У казарм бывшего юнкерского училища, набитых красноармейцами со звёздами на рукавах, нередко видели молодого еврея в истрёпанно-ветхой долгополой бекеше. Отсюда Иосиф уходил на Воскресенскую улицу и шёл по ней до места, где погиб Истогин. Потом направлялся к угловому дому, в котором был убит Пузищев. Затем одолевал путь до полуразрушенного здания: напротив него упал Козлов.
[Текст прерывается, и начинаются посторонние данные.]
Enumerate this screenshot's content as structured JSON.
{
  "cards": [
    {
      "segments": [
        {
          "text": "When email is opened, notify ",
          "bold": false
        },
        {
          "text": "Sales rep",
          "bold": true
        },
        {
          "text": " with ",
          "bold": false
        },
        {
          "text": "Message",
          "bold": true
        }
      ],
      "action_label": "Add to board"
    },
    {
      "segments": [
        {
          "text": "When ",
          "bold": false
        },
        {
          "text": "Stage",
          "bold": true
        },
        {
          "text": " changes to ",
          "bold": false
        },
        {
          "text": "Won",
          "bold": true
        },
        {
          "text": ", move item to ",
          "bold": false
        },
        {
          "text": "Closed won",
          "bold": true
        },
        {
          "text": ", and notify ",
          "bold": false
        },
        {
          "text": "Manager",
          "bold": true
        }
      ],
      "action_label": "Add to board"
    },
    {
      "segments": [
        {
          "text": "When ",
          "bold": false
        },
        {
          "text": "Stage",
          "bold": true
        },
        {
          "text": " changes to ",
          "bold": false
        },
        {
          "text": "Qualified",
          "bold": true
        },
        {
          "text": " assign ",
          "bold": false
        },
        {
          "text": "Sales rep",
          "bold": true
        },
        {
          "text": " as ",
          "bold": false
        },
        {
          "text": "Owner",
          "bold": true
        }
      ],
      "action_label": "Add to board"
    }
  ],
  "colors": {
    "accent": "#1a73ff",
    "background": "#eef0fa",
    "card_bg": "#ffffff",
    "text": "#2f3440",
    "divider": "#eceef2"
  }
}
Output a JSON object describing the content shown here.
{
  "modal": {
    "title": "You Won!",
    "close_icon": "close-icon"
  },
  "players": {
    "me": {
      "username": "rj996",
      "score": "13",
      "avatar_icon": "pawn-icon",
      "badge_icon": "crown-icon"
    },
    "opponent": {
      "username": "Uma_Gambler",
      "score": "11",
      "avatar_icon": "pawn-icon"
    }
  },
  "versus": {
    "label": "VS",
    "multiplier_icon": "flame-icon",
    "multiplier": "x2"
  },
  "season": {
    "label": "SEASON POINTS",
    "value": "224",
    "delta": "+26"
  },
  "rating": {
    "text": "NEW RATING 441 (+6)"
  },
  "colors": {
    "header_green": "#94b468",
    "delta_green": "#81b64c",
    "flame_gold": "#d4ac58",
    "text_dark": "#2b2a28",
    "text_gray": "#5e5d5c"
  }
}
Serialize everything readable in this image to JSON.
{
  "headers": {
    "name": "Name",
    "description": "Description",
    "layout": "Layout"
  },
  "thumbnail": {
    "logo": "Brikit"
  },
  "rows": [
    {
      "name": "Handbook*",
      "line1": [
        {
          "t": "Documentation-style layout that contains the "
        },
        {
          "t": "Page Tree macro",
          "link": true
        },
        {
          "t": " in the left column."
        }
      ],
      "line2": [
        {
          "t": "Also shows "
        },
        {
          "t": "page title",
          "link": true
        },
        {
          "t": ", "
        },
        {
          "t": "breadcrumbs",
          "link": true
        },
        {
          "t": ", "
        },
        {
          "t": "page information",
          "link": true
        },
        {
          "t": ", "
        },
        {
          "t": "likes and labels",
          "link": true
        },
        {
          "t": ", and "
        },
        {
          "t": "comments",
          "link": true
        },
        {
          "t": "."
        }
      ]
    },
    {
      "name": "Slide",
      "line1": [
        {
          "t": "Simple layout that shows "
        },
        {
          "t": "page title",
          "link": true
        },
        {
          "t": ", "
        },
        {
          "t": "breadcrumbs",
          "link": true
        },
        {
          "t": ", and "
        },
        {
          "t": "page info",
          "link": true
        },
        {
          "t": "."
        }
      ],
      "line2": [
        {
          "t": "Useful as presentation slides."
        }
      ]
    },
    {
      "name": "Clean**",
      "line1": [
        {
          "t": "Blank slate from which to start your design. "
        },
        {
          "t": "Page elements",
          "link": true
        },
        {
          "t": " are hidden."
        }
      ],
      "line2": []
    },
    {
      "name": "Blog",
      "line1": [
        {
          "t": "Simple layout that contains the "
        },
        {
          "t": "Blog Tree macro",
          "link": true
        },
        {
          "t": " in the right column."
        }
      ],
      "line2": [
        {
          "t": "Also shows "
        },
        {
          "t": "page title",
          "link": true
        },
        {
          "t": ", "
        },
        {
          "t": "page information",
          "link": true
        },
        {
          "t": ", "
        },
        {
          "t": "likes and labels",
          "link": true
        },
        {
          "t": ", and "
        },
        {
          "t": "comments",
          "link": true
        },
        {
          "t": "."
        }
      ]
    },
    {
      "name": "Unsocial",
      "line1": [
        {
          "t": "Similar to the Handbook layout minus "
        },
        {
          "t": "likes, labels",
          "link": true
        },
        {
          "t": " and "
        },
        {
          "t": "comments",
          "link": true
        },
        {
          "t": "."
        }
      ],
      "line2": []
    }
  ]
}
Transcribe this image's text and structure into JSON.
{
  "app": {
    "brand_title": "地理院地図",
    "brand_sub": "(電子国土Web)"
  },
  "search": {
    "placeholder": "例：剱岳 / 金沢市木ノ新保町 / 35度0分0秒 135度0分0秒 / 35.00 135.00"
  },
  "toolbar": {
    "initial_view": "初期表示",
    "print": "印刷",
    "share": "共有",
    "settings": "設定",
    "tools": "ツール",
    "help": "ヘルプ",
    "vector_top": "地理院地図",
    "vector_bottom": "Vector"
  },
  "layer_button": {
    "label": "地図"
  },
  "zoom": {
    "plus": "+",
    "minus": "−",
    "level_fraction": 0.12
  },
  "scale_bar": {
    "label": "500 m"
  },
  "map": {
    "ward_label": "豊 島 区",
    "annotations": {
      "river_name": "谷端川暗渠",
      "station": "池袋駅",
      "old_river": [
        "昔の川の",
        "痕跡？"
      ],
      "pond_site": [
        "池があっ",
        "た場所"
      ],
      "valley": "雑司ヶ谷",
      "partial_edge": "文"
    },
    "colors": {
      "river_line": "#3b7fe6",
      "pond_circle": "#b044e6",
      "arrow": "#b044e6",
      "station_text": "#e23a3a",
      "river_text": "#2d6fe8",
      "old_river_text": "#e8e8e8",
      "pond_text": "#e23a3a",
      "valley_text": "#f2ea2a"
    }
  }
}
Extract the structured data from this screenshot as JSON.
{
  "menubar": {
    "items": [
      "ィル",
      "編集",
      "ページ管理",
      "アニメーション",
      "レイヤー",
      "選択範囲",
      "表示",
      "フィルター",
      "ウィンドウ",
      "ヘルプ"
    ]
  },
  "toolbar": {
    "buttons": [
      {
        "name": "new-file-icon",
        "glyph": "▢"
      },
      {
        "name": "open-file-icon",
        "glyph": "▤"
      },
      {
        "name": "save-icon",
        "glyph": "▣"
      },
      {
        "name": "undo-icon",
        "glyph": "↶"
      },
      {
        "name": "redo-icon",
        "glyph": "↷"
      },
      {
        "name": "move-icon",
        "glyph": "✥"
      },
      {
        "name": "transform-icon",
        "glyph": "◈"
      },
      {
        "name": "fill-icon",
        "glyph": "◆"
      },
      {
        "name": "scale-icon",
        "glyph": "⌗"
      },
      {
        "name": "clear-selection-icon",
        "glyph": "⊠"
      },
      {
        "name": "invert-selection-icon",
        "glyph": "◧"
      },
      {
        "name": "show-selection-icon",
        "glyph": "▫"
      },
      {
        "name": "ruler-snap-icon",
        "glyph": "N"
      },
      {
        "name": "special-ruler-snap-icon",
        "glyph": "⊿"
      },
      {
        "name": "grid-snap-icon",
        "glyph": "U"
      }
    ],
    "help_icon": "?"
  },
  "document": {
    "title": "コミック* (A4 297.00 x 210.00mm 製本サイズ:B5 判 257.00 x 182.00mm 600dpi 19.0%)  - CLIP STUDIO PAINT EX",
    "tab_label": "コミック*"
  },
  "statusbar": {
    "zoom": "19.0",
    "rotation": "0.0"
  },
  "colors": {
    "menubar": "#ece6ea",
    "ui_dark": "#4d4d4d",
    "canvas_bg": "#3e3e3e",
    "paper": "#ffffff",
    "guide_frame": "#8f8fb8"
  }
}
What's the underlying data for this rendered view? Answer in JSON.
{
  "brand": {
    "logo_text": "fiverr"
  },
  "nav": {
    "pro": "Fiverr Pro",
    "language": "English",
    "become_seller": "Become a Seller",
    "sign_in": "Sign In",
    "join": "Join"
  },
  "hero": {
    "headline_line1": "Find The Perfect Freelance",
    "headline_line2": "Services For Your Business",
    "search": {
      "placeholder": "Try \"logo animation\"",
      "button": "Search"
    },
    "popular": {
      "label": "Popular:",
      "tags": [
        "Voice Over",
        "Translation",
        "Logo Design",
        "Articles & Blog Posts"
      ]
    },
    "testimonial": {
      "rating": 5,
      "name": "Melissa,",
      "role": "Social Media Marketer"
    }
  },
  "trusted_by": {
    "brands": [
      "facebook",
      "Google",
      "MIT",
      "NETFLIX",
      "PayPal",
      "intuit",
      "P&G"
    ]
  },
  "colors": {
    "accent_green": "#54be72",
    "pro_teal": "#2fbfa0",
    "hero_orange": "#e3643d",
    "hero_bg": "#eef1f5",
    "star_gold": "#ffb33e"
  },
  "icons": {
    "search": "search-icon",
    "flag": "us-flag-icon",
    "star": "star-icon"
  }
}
А место в Форштадте, где погиб дядя Саул, он не знал…
Он снимал комнатку, которую подыскал, познакомясь с местной еврейской общиной: благо, что-то осталось из присланных отцом денег.
В общине внимательнее других относился к Иосифу скорняк Кац. У него дочь Мария на выданье. И нужен свой человек, кто взял бы на себя риск продавать на толкучке шапки: частная торговля тогда преследовалась.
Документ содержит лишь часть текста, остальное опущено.